1. AttrDict and 2. argparse.Namespace performance

Part 1. AttrDict

I am trying to figure out a way to have an object which has BOTH:
a) Efficient attribute access
b) Efficient key access of the same dictionary

What is efficient? (Note, %timeit has ~8ns overhead)

d = dict(a=1)
class Ns: pass
ns = Ns()
ns.a = 1
%timeit d['a']    # 31.7 ns
%timeit ns.a      # 19.6 n

So the bar is set, now is it possible to make an object which has both? (Pure python solution)

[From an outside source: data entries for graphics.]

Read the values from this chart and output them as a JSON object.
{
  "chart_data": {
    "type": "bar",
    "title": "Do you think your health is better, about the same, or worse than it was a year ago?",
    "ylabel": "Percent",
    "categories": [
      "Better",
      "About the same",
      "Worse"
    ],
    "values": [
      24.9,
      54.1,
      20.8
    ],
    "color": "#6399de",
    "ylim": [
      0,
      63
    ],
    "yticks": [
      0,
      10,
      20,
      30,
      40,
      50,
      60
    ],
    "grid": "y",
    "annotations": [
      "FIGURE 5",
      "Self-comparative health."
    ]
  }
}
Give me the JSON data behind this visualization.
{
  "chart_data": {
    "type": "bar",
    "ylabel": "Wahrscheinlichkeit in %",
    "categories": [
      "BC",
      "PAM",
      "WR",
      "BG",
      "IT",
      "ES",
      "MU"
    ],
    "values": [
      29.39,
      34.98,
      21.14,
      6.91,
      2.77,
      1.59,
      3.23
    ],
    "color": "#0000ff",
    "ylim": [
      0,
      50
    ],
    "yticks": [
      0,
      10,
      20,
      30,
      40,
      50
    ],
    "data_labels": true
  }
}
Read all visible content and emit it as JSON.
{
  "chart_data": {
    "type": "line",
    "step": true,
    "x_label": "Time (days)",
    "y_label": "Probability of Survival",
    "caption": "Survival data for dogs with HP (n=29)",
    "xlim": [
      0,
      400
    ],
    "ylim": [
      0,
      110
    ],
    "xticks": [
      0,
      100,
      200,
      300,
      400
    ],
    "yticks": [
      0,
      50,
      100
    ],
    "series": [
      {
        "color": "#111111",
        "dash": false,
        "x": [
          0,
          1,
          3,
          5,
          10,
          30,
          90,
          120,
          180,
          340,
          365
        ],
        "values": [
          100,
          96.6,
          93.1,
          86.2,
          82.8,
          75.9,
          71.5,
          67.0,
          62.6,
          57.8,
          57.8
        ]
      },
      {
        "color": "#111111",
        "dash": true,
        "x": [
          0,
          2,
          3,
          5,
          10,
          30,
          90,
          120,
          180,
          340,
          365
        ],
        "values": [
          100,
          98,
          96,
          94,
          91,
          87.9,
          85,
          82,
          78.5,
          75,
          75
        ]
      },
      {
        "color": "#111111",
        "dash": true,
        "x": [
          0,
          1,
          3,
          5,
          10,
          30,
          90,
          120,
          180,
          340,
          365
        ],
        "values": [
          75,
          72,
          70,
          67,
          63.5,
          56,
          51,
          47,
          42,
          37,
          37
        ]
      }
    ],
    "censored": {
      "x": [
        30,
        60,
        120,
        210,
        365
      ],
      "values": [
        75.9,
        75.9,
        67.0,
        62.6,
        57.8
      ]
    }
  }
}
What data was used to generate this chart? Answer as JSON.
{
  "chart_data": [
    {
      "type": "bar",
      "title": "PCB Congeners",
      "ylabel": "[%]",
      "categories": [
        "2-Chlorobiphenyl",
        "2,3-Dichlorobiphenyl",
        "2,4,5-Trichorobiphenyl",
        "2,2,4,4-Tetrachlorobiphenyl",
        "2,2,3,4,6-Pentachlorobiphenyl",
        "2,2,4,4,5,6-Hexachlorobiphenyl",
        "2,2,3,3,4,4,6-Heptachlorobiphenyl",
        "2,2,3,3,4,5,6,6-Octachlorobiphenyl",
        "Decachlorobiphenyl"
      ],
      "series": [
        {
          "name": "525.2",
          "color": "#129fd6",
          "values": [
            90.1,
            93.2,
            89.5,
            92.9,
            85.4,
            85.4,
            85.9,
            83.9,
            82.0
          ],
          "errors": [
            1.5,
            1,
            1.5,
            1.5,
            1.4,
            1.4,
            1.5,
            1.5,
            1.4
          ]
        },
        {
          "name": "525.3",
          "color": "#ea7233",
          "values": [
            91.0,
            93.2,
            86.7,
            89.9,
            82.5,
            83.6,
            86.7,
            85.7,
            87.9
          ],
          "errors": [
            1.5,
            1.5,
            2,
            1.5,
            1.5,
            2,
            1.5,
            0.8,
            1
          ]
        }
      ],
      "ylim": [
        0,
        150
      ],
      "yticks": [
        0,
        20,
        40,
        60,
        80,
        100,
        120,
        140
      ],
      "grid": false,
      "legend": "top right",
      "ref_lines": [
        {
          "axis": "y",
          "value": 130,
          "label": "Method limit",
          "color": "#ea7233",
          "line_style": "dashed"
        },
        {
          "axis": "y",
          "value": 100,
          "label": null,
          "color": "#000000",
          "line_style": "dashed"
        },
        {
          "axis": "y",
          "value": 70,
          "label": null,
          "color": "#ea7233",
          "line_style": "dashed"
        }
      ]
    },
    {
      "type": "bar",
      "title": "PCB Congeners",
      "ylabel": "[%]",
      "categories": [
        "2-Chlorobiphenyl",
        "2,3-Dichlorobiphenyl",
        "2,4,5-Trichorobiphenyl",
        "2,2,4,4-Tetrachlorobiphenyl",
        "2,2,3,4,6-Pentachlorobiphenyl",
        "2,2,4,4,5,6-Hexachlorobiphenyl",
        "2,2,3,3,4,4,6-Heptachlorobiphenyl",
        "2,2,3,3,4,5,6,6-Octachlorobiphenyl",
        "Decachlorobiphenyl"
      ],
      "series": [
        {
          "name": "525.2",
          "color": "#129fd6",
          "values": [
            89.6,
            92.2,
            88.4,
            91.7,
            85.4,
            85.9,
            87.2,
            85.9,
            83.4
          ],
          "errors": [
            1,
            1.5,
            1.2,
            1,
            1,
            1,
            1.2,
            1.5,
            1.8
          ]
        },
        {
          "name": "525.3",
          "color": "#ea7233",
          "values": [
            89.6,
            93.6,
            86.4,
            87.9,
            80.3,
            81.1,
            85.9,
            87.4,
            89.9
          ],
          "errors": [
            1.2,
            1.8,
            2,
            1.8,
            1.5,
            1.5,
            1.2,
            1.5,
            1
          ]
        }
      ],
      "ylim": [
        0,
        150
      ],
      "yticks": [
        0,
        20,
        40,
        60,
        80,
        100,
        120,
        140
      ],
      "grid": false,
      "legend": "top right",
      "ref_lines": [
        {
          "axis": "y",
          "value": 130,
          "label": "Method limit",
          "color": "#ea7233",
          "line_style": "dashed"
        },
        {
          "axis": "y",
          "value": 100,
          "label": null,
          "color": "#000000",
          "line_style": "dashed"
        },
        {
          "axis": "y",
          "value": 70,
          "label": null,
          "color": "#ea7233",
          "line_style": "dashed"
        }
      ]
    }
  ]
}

There are many attempts on this, but all of them have only 1 good performance out of 2. E.g.:

# 1, `dotwiz` has penalty on `__getitem__`
from dotwiz import DotWiz
dw = DotWiz(a=1)
%timeit dw['a']    # 84.5 ns (+55ns)
%timeit dw.a       # 23.9 ns (+0ns)

# 2. Any attempts to access dict `__getitem__` via `__getattr__` or `__getattribute__` results in terrible `__getattr__` performance.
class DictAttr3(dict):
        def __getattribute__(self, k):
            if k in self:
                return self[k]
            return object.__getattribute__(self, k)
da3 = DictAttr3(a=1)
%timeit da3['a']    # 57.3 ns (+27ns)
%timeit da3.a       # 151 ns (+130ns)

# 3. The same holds other way round of 2. I guess this is what `dotwiz` does.
class DictAttr4:
        def __init__(self, *args, **kwds):
            for k, v in dict(*args, **kwds).items():
                setattr(self, k, v)

        def __getitem__(self, k):
            return getattr(self, k)

da4 = DictAttr4(a=1)
%timeit da4['a']    # 77.5 ns (+55ns)
%timeit da4.a       # 19.4 ns (+0ns)

The best solution so far that I have found is the following recipe, which sacrifices a bit of performance for both __getitem__ and __getattr__, but both remain in competitive range:

class DictAttr(dict):
    def __new__(cls, *args, **kwds):
        instance = super().__new__(cls, *args, **kwds)
        instance.__dict__ = instance
        return instance

d = DictAttr(a=1)
%timeit d['a']    # 51.1 ns (+20ns)
%timeit d.a       # 41.6 ns (+20ns)

Part 2. argparse.Namespace

By spending time on this I have tried many different solutions and objects. One of the approaches is to access obj.__dict__ directly. At first it looks like the approach is not too bad:

class DictAttr5:
        __getitem__ = object.__getattribute__
        def __init__(self, *args, **kwds):
            for k, v in dict(*args, **kwds).items():
                setattr(self, k, v)

da5 = DictAttr5(a=1)
%timeit da5['a']    # 88.3 ns (+60ns)
%timeit da5.a       # 19.5 ns (+0ns)

The strange thing (probably there is a good reason for it) is that after setting new item via obj.__dict__ attribute access speed decreases.

da5.__dict__['b'] = 1
%timeit da5.a       # 48.6 ns (+25ns)

However, what is even more strange is that this applies to all similar objects, except argparse.Namespace. Even subclasses of argparse.Namespace lose this property. Even copying code directly from standard library doesn’t retain this:

an = argp.Namespace(a=1)
%timeit an.__dict__['a']    # 54.4 ns (+25ns)
%timeit an.a                # 23.5 ns (+0ns)
an.__dict__['b'] = 1
%timeit an.a    # 23.6 ns

# subclass
class NewNamespace(argp.Namespace):
ann = NewNamespace(a=1)
%timeit an.__dict__['a']    # 53.4 ns (+25ns)
%timeit ann.a               # 19.5 ns (+0ns)
ann.__dict__['b'] = 1
%timeit ann.a               # 49.4 ns (+30ns)

If it was possible to expose Namespace().__dict__.__getitem__ directly, then it would be new best solution. However, if I sublass it, it doesn’t work anymore.

Any ideas why is argparse.Namespace special?

Performance and memory consumption of attribute accesses of “normal” CPython object is very hard to predict and for example depends on

  • How the specific object has been used before (has __dict__ been read? Are there still references to it alive? Has it been written to?)
  • What representation of attributes has been chosen for this object? Inlined values? A full dictionary? Are the keys shared?
  • What has happened to other instances of this class which might affect the shared keys?
  • How many instances of this type have been created and when have what attributes been assigned to them?

In general, I would suggest to not worry about the performance of this unless you want to contribute to the Faster CPython project, in which case I would suggest reading through the entire corresponding issue tracker. Whatever “solutions” you try and find will not be portable and might have unexpected results in the next version.